Building the Field of Afterschool
More than ever, out of school-time is seen as a resource for children's learning and healthy development. But not just any program will do. Research shows that children need high-quality programs with skilled staff.
For all children to have access to programs that make a difference, high quality has to be the norm and the standard, not the exception. As a field, we need to:
- Identify best practices and effective content for programs with diverse goals, objectives, and resources
- Develop systems of effective education and training for skilled staff at all levels
- Establish indicators or standards for quality of programming, staffing, and training
- Address national policies and sustainability
The Center works to build the field of afterschool education by:
- Contributing to system building for quality efforts to establish and sustain effective staffing and leadership
- Developing and building capacity for practical strategies to best reward: using afterschool time to support in-school success
- Advocating for afterschool as an additional educational space with distinct approaches
2. USING AFTERSCHOOL TIME TO SUPPORT IN-SCHOOL SUCCESS
To build the educational quality of afterschool programming field-wide, the Center promotes afterschool content, approaches, and practices that fit a broad spectrum of programs with diverse program goals and emphases.
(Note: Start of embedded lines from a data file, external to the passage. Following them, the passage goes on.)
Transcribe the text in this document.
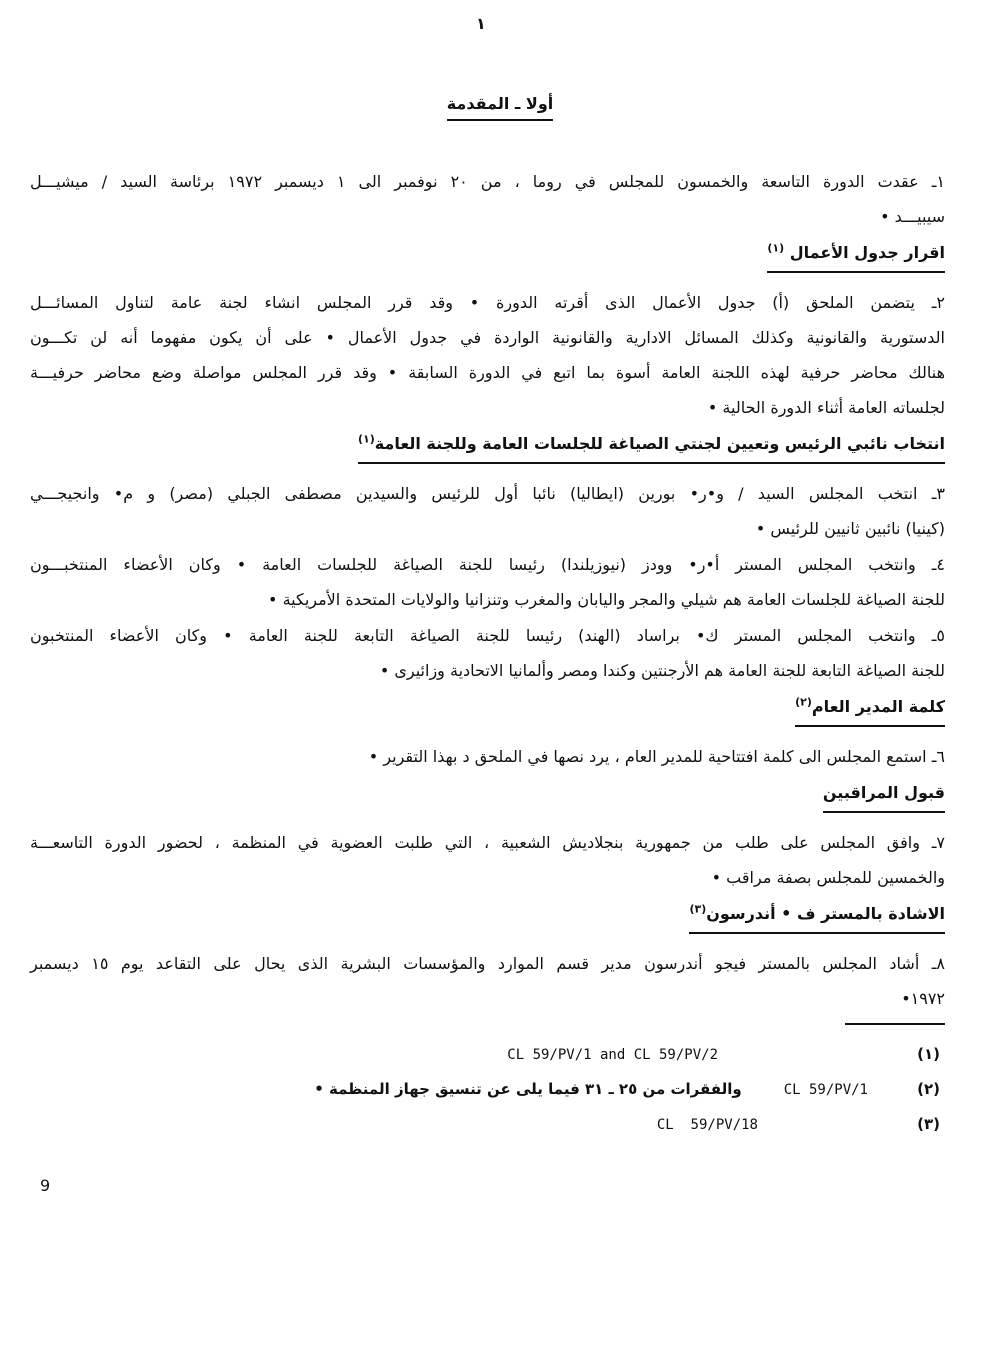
١
أولا ـ المقدمة
١ـ عقدت الدورة التاسعة والخمسون للمجلس في روما ، من ٢٠ نوفمبر الى ١ ديسمبر ١٩٧٢ برئاسة السيد / ميشيـــل
سيبيـــد •
اقرار جدول الأعمال $^{(١)}$
٢ـ يتضمن الملحق (أ) جدول الأعمال الذى أقرته الدورة • وقد قرر المجلس انشاء لجنة عامة لتناول المسائـــل
الدستورية والقانونية وكذلك المسائل الادارية والقانونية الواردة في جدول الأعمال • على أن يكون مفهوما أنه لن تكـــون
هنالك محاضر حرفية لهذه اللجنة العامة أسوة بما اتبع في الدورة السابقة • وقد قرر المجلس مواصلة وضع محاضر حرفيـــة
لجلساته العامة أثناء الدورة الحالية •
انتخاب نائبي الرئيس وتعيين لجنتي الصياغة للجلسات العامة وللجنة العامة$^{(١)}$
٣ـ انتخب المجلس السيد / و•ر• بورين (ايطاليا) نائبا أول للرئيس والسيدين مصطفى الجبلي (مصر) و م• وانجيجـــي
(كينيا) نائبين ثانيين للرئيس •
٤ـ وانتخب المجلس المستر أ•ر• وودز (نيوزيلندا) رئيسا للجنة الصياغة للجلسات العامة • وكان الأعضاء المنتخبـــون
للجنة الصياغة للجلسات العامة هم شيلي والمجر واليابان والمغرب وتنزانيا والولايات المتحدة الأمريكية •
٥ـ وانتخب المجلس المستر ك• براساد (الهند) رئيسا للجنة الصياغة التابعة للجنة العامة • وكان الأعضاء المنتخبون
للجنة الصياغة التابعة للجنة العامة هم الأرجنتين وكندا ومصر وألمانيا الاتحادية وزائيرى •
كلمة المدير العام$^{(٢)}$
٦ـ استمع المجلس الى كلمة افتتاحية للمدير العام ، يرد نصها في الملحق د بهذا التقرير •
قبول المراقبين
٧ـ وافق المجلس على طلب من جمهورية بنجلاديش الشعبية ، التي طلبت العضوية في المنظمة ، لحضور الدورة التاسعـــة
والخمسين للمجلس بصفة مراقب •
الاشادة بالمستر ف • أندرسون$^{(٣)}$
٨ـ أشاد المجلس بالمستر فيجو أندرسون مدير قسم الموارد والمؤسسات البشرية الذى يحال على التقاعد يوم ١٥ ديسمبر
١٩٧٢•
(١)
CL 59/PV/1 and CL 59/PV/2
(٢)
CL 59/PV/1
والفقرات من ٢٥ ـ ٣١ فيما يلى عن تنسيق جهاز المنظمة •
(٣)
CL  59/PV/18
9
This includes, for example:
Concepts and techniques to create an active, deliberately-planned learning environment- Approaches and techniques to enrich homework time
- Strategies to support English language learning and learners—the fastest growing segment of our school-age population
- Deliberate development of 21st century skills and global literacy
- Linking with specific, locally determined school content, afterschool style
Rather than promoting one particular model, one subject-matter curriculum, or tools that address single school content area, the Center offers strategies to blend a range of content into hands-on, interdisciplinary, afterschool style projects and activities that any staff member can lead. At the same time, we show how to use engaging, youth-centered, developmental approaches to academic skill-building.
In this way, the Center aims to improve quality across the great majority of programs that most children attend.